WASHINGTON — Sen. Arlen Specter, D-Pa., said he is planning to introduce a new version of the Employee Free Choice Act that could garner enough support to prevent a Republican filibuster.
According to reports, Specter's proposal, which he has been working on with other Democrats since stating earlier this year that he would not support the bill as it was previously proposed, would not include the controversial “card check” provision. That provision, which is sought by unions and vehemently opposed by many businesses, including food retailers, would allow workers to form a union based on a majority of signed cards rather than through a secret ballot election.
Specter switched his affiliation from Republican to Democrat this year, helping boost the Democratic majority in the Senate to the 60 votes needed to prevent a filibuster.
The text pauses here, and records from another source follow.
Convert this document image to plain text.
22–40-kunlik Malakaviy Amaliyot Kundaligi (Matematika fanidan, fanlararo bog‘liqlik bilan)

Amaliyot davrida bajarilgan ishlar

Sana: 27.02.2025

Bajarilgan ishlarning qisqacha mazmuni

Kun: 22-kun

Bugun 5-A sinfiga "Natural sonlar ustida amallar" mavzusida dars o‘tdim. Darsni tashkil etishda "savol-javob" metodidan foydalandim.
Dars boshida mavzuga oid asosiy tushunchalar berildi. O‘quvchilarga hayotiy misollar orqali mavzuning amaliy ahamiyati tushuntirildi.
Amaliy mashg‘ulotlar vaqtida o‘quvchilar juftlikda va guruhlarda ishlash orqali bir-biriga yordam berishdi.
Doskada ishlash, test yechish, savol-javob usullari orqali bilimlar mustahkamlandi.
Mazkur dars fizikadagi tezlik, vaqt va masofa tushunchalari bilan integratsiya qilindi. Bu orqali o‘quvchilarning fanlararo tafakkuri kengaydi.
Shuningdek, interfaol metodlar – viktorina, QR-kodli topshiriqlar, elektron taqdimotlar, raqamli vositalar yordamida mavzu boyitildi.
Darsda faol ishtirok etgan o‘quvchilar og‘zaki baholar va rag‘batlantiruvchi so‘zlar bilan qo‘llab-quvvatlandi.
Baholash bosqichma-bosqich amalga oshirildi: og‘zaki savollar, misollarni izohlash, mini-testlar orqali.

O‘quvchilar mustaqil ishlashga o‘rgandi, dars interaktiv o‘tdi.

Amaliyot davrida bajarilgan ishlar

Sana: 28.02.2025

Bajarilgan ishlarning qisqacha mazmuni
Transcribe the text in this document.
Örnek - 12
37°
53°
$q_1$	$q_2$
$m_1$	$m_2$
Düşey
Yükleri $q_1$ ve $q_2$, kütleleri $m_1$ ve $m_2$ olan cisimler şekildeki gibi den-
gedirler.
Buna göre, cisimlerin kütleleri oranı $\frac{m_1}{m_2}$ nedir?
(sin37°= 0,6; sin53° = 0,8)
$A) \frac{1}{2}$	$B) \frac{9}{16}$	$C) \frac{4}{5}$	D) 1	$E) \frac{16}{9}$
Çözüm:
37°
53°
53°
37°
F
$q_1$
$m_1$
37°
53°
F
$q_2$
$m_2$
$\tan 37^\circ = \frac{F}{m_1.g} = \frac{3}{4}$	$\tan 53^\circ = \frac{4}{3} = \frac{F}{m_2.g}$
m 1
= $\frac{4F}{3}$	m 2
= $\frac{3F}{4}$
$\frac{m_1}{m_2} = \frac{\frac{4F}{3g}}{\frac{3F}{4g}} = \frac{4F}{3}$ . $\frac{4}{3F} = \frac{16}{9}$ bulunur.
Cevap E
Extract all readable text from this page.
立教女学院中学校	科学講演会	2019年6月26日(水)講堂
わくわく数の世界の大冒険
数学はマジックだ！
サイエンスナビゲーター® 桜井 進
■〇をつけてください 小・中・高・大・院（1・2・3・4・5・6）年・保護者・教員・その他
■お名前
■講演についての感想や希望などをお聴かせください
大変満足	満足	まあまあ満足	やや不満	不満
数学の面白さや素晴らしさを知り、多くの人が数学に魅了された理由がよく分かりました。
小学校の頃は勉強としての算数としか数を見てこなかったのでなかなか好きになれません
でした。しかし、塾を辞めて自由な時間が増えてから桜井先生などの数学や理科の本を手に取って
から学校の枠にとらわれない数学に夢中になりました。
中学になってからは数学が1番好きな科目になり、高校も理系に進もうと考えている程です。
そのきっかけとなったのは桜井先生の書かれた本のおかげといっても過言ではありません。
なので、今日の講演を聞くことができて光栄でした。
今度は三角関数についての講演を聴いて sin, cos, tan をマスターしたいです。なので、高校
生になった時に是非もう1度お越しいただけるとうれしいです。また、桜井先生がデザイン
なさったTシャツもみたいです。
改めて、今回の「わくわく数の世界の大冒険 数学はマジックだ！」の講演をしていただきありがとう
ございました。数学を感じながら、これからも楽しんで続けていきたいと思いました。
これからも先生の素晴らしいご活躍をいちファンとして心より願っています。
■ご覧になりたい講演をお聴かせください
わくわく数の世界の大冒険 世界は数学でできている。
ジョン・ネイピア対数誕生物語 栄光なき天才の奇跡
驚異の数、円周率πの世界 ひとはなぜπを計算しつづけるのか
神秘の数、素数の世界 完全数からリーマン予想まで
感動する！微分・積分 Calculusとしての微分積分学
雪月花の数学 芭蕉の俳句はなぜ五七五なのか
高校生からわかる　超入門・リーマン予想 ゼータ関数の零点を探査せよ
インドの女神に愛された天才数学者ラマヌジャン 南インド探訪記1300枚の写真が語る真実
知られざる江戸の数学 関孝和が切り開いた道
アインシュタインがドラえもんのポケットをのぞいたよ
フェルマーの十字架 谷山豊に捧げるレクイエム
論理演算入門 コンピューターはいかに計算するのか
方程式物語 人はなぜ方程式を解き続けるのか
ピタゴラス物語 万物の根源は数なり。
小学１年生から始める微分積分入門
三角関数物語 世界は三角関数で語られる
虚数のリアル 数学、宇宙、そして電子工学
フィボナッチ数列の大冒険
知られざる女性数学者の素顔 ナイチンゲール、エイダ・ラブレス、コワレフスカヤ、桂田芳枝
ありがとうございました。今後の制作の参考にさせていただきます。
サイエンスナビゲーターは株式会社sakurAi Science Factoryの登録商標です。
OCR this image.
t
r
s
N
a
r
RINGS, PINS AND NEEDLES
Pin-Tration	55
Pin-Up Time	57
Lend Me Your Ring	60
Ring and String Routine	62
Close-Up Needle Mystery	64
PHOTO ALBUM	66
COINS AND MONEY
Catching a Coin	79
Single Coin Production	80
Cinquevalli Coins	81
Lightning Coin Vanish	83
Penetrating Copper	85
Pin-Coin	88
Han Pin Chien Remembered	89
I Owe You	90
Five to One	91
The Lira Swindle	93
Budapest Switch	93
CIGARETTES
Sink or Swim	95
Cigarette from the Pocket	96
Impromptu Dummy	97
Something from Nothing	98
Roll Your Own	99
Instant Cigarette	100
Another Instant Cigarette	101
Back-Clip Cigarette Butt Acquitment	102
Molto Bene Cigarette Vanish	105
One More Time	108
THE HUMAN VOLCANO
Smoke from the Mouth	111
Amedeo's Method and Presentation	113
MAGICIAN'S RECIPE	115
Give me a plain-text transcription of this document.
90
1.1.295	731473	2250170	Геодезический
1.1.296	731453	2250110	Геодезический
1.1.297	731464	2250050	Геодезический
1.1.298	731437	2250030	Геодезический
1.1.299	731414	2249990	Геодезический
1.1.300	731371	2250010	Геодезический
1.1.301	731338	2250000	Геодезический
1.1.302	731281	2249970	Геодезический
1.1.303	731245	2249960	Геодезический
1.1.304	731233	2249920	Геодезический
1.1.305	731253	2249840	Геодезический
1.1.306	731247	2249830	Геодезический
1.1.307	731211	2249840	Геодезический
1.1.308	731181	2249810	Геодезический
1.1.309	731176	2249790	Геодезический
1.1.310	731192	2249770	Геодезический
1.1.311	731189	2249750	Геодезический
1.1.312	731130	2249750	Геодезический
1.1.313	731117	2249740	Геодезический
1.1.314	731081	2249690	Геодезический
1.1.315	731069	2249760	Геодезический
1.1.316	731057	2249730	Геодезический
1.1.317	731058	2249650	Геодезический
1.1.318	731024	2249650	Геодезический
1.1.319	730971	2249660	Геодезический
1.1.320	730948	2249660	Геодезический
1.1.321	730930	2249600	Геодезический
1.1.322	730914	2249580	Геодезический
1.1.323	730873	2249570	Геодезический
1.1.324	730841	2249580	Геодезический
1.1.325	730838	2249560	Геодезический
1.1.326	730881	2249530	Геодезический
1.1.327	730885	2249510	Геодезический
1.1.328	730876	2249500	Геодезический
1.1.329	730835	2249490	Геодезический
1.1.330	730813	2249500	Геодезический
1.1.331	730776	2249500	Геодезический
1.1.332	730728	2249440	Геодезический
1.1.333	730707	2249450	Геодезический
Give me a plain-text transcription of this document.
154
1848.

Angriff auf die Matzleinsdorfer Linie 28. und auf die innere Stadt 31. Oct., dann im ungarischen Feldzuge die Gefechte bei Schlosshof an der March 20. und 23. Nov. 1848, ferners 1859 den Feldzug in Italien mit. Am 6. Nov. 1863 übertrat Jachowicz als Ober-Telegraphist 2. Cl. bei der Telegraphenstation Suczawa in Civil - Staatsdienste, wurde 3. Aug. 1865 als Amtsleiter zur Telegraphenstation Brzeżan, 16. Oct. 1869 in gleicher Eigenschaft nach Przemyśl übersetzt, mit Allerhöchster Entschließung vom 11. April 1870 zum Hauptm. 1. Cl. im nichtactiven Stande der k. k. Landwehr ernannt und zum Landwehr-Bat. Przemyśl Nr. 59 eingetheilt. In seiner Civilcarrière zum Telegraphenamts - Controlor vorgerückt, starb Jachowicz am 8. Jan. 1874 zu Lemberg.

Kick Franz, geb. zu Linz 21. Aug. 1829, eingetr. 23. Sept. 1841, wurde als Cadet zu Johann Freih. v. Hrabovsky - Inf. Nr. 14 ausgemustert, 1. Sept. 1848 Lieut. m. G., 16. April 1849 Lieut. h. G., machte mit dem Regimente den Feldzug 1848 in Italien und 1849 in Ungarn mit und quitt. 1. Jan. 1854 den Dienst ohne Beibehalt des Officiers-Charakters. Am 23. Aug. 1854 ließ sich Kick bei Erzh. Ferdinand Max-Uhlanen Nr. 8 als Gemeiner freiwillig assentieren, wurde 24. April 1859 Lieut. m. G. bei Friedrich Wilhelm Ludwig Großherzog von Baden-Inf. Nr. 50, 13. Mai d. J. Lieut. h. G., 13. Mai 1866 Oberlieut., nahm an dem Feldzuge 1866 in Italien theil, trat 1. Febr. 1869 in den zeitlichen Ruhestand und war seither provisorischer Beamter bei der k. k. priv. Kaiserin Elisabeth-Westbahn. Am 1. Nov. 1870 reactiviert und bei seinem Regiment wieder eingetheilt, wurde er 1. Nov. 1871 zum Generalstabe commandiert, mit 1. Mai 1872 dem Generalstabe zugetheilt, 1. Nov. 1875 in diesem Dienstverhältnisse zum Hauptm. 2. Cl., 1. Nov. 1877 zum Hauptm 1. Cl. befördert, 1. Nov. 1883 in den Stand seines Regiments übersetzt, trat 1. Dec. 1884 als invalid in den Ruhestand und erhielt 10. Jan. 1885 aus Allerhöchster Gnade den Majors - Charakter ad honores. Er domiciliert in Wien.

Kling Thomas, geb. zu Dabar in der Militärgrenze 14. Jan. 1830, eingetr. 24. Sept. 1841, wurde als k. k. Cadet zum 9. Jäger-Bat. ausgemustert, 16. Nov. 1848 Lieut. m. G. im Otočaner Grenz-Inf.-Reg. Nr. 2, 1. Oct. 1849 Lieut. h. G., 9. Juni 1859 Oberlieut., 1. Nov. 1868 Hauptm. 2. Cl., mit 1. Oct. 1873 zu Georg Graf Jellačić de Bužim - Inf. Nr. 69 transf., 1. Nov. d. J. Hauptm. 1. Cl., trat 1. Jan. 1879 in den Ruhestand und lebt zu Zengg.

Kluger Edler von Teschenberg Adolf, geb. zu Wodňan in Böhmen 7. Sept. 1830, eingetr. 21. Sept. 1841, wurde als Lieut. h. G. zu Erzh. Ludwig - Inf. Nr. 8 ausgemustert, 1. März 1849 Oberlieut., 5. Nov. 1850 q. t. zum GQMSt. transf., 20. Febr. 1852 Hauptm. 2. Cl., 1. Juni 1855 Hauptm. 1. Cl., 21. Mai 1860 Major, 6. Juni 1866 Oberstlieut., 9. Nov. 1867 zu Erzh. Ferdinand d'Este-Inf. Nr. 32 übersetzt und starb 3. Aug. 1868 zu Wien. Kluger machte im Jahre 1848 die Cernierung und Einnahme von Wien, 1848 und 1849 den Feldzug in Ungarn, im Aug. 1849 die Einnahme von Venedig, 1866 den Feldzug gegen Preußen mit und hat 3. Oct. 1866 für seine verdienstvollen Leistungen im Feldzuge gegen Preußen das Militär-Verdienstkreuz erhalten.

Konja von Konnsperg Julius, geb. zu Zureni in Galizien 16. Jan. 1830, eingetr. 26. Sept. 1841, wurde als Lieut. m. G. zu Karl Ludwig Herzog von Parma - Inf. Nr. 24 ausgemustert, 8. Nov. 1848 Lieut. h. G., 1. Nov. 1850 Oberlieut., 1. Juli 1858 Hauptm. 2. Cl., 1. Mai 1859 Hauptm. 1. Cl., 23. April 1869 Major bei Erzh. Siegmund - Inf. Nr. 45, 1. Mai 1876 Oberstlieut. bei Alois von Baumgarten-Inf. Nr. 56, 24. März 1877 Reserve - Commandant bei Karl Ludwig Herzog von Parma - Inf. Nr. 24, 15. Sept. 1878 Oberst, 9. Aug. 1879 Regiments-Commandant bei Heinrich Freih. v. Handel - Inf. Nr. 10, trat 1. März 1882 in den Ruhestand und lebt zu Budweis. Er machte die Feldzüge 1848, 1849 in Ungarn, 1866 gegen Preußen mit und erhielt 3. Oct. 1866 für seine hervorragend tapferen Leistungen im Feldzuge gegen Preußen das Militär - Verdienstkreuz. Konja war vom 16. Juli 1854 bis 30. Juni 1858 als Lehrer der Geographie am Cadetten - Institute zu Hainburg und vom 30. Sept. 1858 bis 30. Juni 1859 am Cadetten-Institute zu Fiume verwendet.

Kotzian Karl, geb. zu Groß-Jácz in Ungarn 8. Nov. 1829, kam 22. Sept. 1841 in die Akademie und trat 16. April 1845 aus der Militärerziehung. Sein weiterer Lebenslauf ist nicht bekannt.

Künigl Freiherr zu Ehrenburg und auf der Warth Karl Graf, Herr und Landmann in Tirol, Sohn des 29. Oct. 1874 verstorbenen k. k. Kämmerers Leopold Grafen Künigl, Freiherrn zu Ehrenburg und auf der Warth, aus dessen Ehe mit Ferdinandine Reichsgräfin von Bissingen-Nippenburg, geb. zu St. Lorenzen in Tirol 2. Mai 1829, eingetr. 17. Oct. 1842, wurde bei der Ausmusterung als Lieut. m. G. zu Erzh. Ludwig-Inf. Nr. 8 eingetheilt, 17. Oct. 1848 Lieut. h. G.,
Some other Democrats also had said they would not support the original incarnation of EFCA, but Specter reportedly told an AFL-CIO gathering earlier this month that his revised bill could gain the support of all the Senate Democrats — a replacement for the late Ted Kennedy, D-Mass., included — to block a Republican filibuster.
Specter's proposal reportedly would speed the time between workers' stated intention to form a union and an actual vote, allow more union access to workers in some instances and triple the penalties for employers who violate union organizing rules, according to a report in the Washington Post.
His proposal also would reportedly include a compromise on mandatory arbitration in the event that workers and employers cannot reach an agreement on a contract.